3.3.3.1. servers[].logging

You may choose to disable protocol logging or hook logging if you don’t need them for additional diagnostics.

3.3.3.2. servers[].phases.connect.remoteptr

If you don’t use the remoteptr (FCrDNS), either for anti-spam or manual policies it might be a good idea to disable this feature.

3.3.3.3. servers[].phases.data.multipart

If you don’t work with MIME multipart messages (except inspecting the top-level MIME - rfc822). It’s recommended to disable this option as it will allow faster message reception. All MIME operations (MailMesssage.findByName etc) on the message will behave like the message didn’t contain any MIME parts.
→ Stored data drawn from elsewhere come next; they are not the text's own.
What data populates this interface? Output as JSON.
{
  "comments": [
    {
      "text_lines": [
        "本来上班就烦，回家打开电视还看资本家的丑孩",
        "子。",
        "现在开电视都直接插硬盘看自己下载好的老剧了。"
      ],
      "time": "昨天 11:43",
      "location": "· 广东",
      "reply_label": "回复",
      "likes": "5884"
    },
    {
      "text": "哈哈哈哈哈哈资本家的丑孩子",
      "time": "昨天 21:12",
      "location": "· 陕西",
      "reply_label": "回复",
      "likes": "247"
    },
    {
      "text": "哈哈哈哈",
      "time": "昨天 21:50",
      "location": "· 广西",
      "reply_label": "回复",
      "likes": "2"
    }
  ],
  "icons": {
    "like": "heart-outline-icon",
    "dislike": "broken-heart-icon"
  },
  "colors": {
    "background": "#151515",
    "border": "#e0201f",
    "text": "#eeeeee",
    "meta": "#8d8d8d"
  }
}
3.3.3.4. servers[].phases.data.fixheaders

This option will inspect the message and try to fix broken headers. If a broken header is found a CRLF will be inserted hence making the broken header and the headers that follow (if any) part of the message body. This behaviour is for compliance with most of the other MTAs.

3.3.4. Resolver subsystem

It my be useful to tune the various resolver settings (enable the query cache and domain cache and exclude RR types not used).

3.3.5. Queueing subsystem

3.3.5.1. pooling

If you have a lot of traffic, often to the same hosts, it can be useful to enable pooling. This will allow the MTA to reuse already established and idle connections when sending messages.